Un uomo e una donna, incontratisi casualmente grazie a un incidente d’auto, si accorgono di nutrire una profonda attrazione l’uno per l’altra. Le reciproche fantasie sessuali prendono gradualmente forma in giochi bizzarri e pericolosi. A tratti interessante, strano, ambizioso, ma fondamentalmente poco riuscito. Una piccola curiosità: il film uscì negli Stati Uniti nell’85 con il titolo
Fatal Attraction
, tre anni prima del fortunato
Attrazione fatale
di Adrian Lyne.
(andrea tagliacozzo)

Inseparabili

I gemelli Mantle sono entrambi ginecologi; uno è introverso e mite, l’altro dominatore. Quando si innamorano della stessa donna, il primo comincia a drogarsi e il secondo poco dopo lo segue, in un percorso di simbiosi e di autodistruzione.

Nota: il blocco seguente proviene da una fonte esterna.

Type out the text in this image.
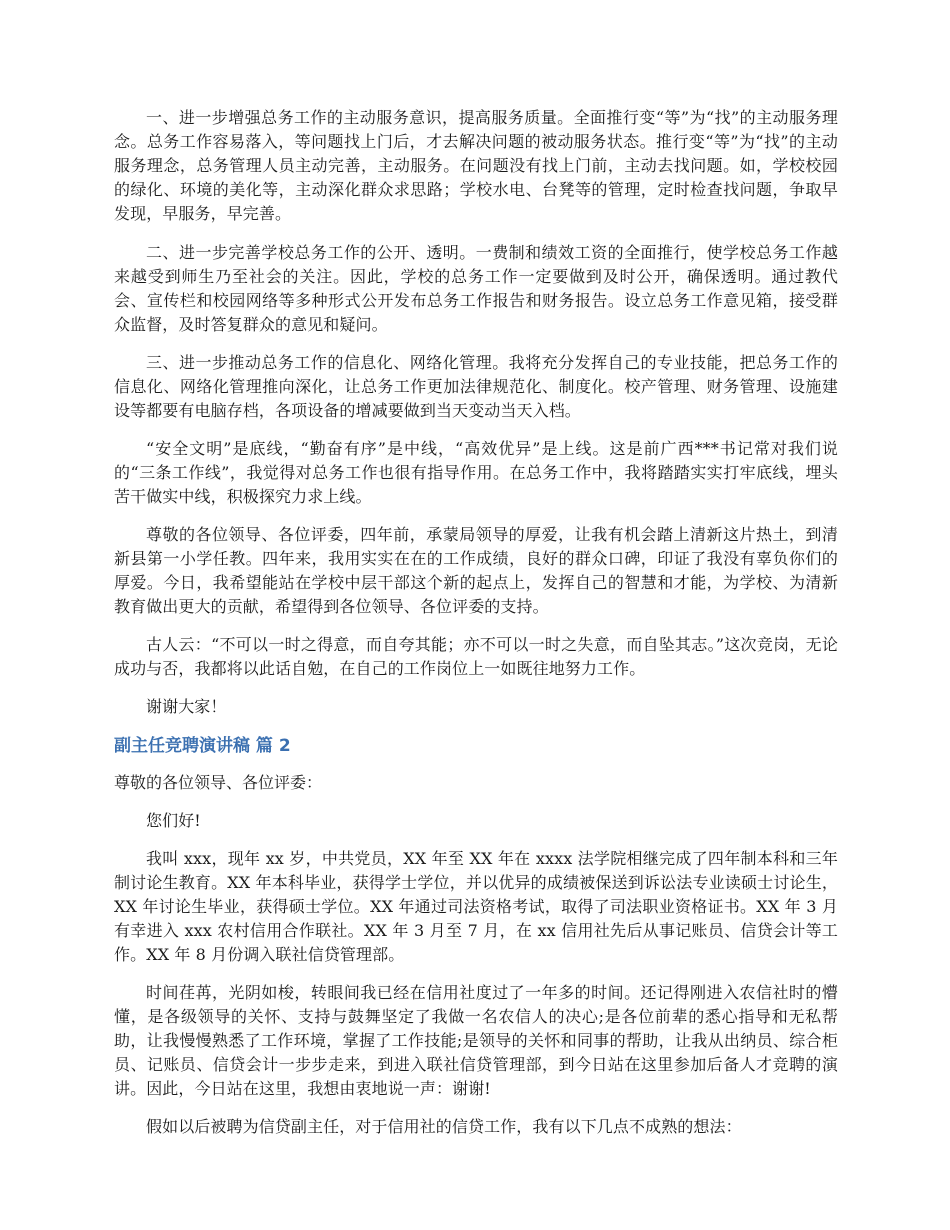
一、进一步增强总务工作的主动服务意识，提高服务质量。全面推行变“等”为“找”的主动服务理念。总务工作容易落入，等问题找上门后，才去解决问题的被动服务状态。推行变“等”为“找”的主动服务理念，总务管理人员主动完善，主动服务。在问题没有找上门前，主动去找问题。如，学校校园的绿化、环境的美化等，主动深化群众求思路；学校水电、台凳等的管理，定时检查找问题，争取早发现，早服务，早完善。

二、进一步完善学校总务工作的公开、透明。一费制和绩效工资的全面推行，使学校总务工作越来越受到师生乃至社会的关注。因此，学校的总务工作一定要做到及时公开，确保透明。通过教代会、宣传栏和校园网络等多种形式公开发布总务工作报告和财务报告。设立总务工作意见箱，接受群众监督，及时答复群众的意见和疑问。

三、进一步推动总务工作的信息化、网络化管理。我将充分发挥自己的专业技能，把总务工作的信息化、网络化管理推向深化，让总务工作更加法律规范化、制度化。校产管理、财务管理、设施建设等都要有电脑存档，各项设备的增减要做到当天变动当天入档。

“安全文明”是底线，“勤奋有序”是中线，“高效优异”是上线。这是前广西***书记常对我们说的“三条工作线”，我觉得对总务工作也很有指导作用。在总务工作中，我将踏踏实实打牢底线，埋头苦干做实中线，积极探究力求上线。

尊敬的各位领导、各位评委，四年前，承蒙局领导的厚爱，让我有机会踏上清新这片热土，到清新县第一小学任教。四年来，我用实实在在的工作成绩，良好的群众口碑，印证了我没有辜负你们的厚爱。今日，我希望能站在学校中层干部这个新的起点上，发挥自己的智慧和才能，为学校、为清新教育做出更大的贡献，希望得到各位领导、各位评委的支持。

古人云：“不可以一时之得意，而自夸其能；亦不可以一时之失意，而自坠其志。”这次竞岗，无论成功与否，我都将以此话自勉，在自己的工作岗位上一如既往地努力工作。

谢谢大家！

副主任竞聘演讲稿 篇 2

尊敬的各位领导、各位评委：

您们好!

我叫 xxx，现年 xx 岁，中共党员，XX 年至 XX 年在 xxxx 法学院相继完成了四年制本科和三年制讨论生教育。XX 年本科毕业，获得学士学位，并以优异的成绩被保送到诉讼法专业读硕士讨论生，XX 年讨论生毕业，获得硕士学位。XX 年通过司法资格考试，取得了司法职业资格证书。XX 年 3 月有幸进入 xxx 农村信用合作联社。XX 年 3 月至 7 月，在 xx 信用社先后从事记账员、信贷会计等工作。XX 年 8 月份调入联社信贷管理部。

时间荏苒，光阴如梭，转眼间我已经在信用社度过了一年多的时间。还记得刚进入农信社时的懵懂，是各级领导的关怀、支持与鼓舞坚定了我做一名农信人的决心;是各位前辈的悉心指导和无私帮助，让我慢慢熟悉了工作环境，掌握了工作技能;是领导的关怀和同事的帮助，让我从出纳员、综合柜员、记账员、信贷会计一步步走来，到进入联社信贷管理部，到今日站在这里参加后备人才竞聘的演讲。因此，今日站在这里，我想由衷地说一声：谢谢!

假如以后被聘为信贷副主任，对于信用社的信贷工作，我有以下几点不成熟的想法：
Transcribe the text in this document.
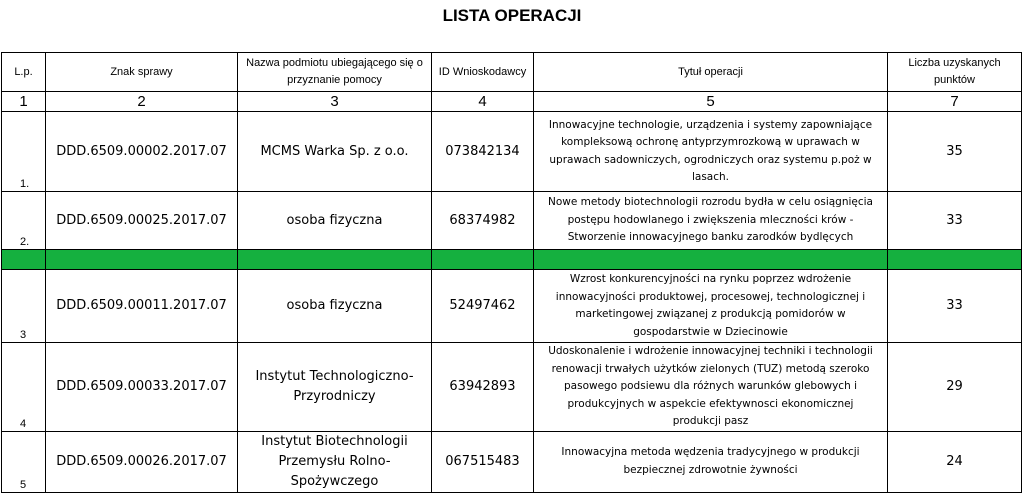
LISTA OPERACJI
L.p.	Znak sprawy	Nazwa podmiotu ubiegającego się o przyznanie pomocy	ID Wnioskodawcy	Tytuł operacji	Liczba uzyskanych punktów
1	2	3	4	5	7
1.	DDD.6509.00002.2017.07	MCMS Warka Sp. z o.o.	073842134	Innowacyjne technologie, urządzenia i systemy zapowniające kompleksową ochronę antyprzymrozkową w uprawach w uprawach sadowniczych, ogrodniczych oraz systemu p.poż w lasach.	35
2.	DDD.6509.00025.2017.07	osoba fizyczna	68374982	Nowe metody biotechnologii rozrodu bydła w celu osiągnięcia postępu hodowlanego i zwiększenia mleczności krów - Stworzenie innowacyjnego banku zarodków bydlęcych	33

3	DDD.6509.00011.2017.07	osoba fizyczna	52497462	Wzrost konkurencyjności na rynku poprzez wdrożenie innowacyjności produktowej, procesowej, technologicznej i marketingowej związanej z produkcją pomidorów w gospodarstwie w Dziecinowie	33
4	DDD.6509.00033.2017.07	Instytut Technologiczno-Przyrodniczy	63942893	Udoskonalenie i wdrożenie innowacyjnej techniki i technologii renowacji trwałych użytków zielonych (TUZ) metodą szeroko pasowego podsiewu dla różnych warunków glebowych i produkcyjnych w aspekcie efektywnosci ekonomicznej produkcji pasz	29
5	DDD.6509.00026.2017.07	Instytut Biotechnologii Przemysłu Rolno-Spożywczego	067515483	Innowacyjna metoda wędzenia tradycyjnego w produkcji bezpiecznej zdrowotnie żywności	24
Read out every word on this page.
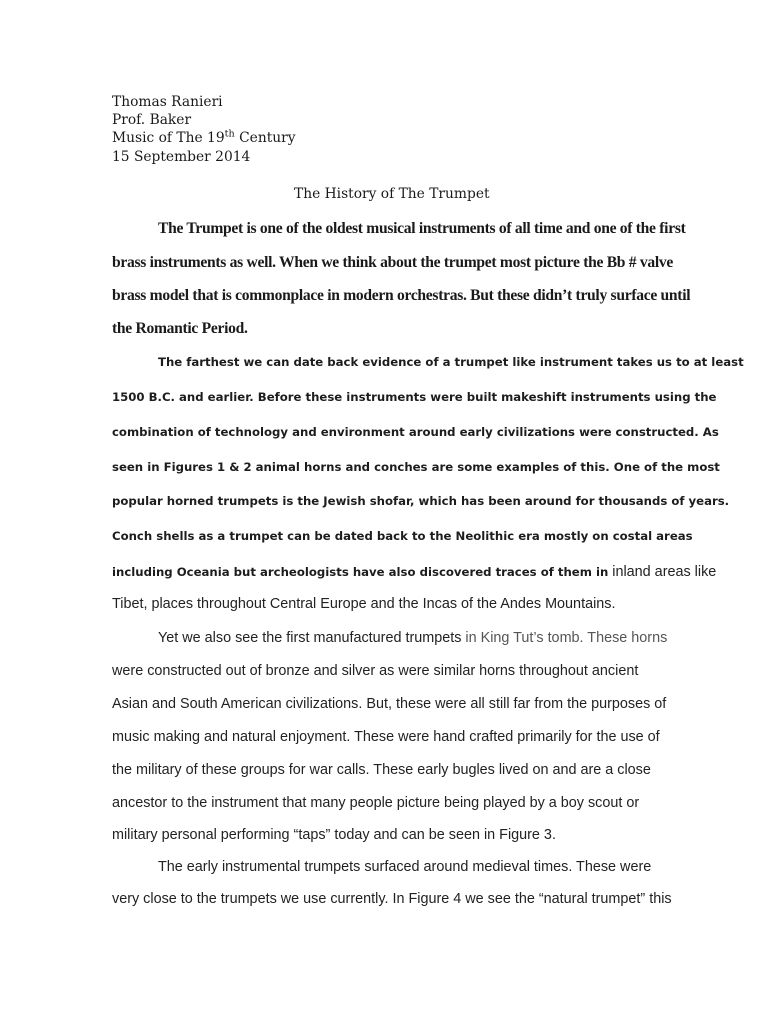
Thomas Ranieri
Prof. Baker
Music of The 19th Century
15 September 2014
The History of The Trumpet
The Trumpet is one of the oldest musical instruments of all time and one of the first
brass instruments as well. When we think about the trumpet most picture the Bb # valve
brass model that is commonplace in modern orchestras. But these didn’t truly surface until
the Romantic Period.
The farthest we can date back evidence of a trumpet like instrument takes us to at least
1500 B.C. and earlier. Before these instruments were built makeshift instruments using the
combination of technology and environment around early civilizations were constructed. As
seen in Figures 1 & 2 animal horns and conches are some examples of this. One of the most
popular horned trumpets is the Jewish shofar, which has been around for thousands of years.
Conch shells as a trumpet can be dated back to the Neolithic era mostly on costal areas
including Oceania but archeologists have also discovered traces of them in inland areas like
Tibet, places throughout Central Europe and the Incas of the Andes Mountains.
Yet we also see the first manufactured trumpets in King Tut’s tomb. These horns
were constructed out of bronze and silver as were similar horns throughout ancient
Asian and South American civilizations. But, these were all still far from the purposes of
music making and natural enjoyment. These were hand crafted primarily for the use of
the military of these groups for war calls. These early bugles lived on and are a close
ancestor to the instrument that many people picture being played by a boy scout or
military personal performing “taps” today and can be seen in Figure 3.
The early instrumental trumpets surfaced around medieval times. These were
very close to the trumpets we use currently. In Figure 4 we see the “natural trumpet” this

Uno dei capolavori di Cronenberg: dopo La mosca , e paradossalmente ancora più radicale di quello, anche se manca l’horror. Ma qui in realtà tutto è horror: gli incubi abortivi, gli strumenti chirurgici, il corpo della donna e il doppio corpo dei gemelli, i loft amniotici, la «Pietà» omosessuale conclusiva… Trattenuto, in apparenza minimale ma nella sostanza già oltre Videodrome, un film terribile e sottile in cui non accade nulla; un mélo traslato, che oggi ci ricorda con una certa angoscia un intero decennio. Superbo tour de force per Jeremy Irons, prima che diventasse la parodia di se stesso. (emiliano morreale)

Scanners

Il titolo si riferisce a dei supercervelli che possono leggere le menti e far esplodere le teste altrui; qui uno “scanner” buono aiuta dei dottori a catturarne uno cattivo. Un’idea interessante trattata in maniera piuttosto impacciata, ma aiutata in parte da grandi (anche se schifosi) effetti speciali. Con diversi sequel.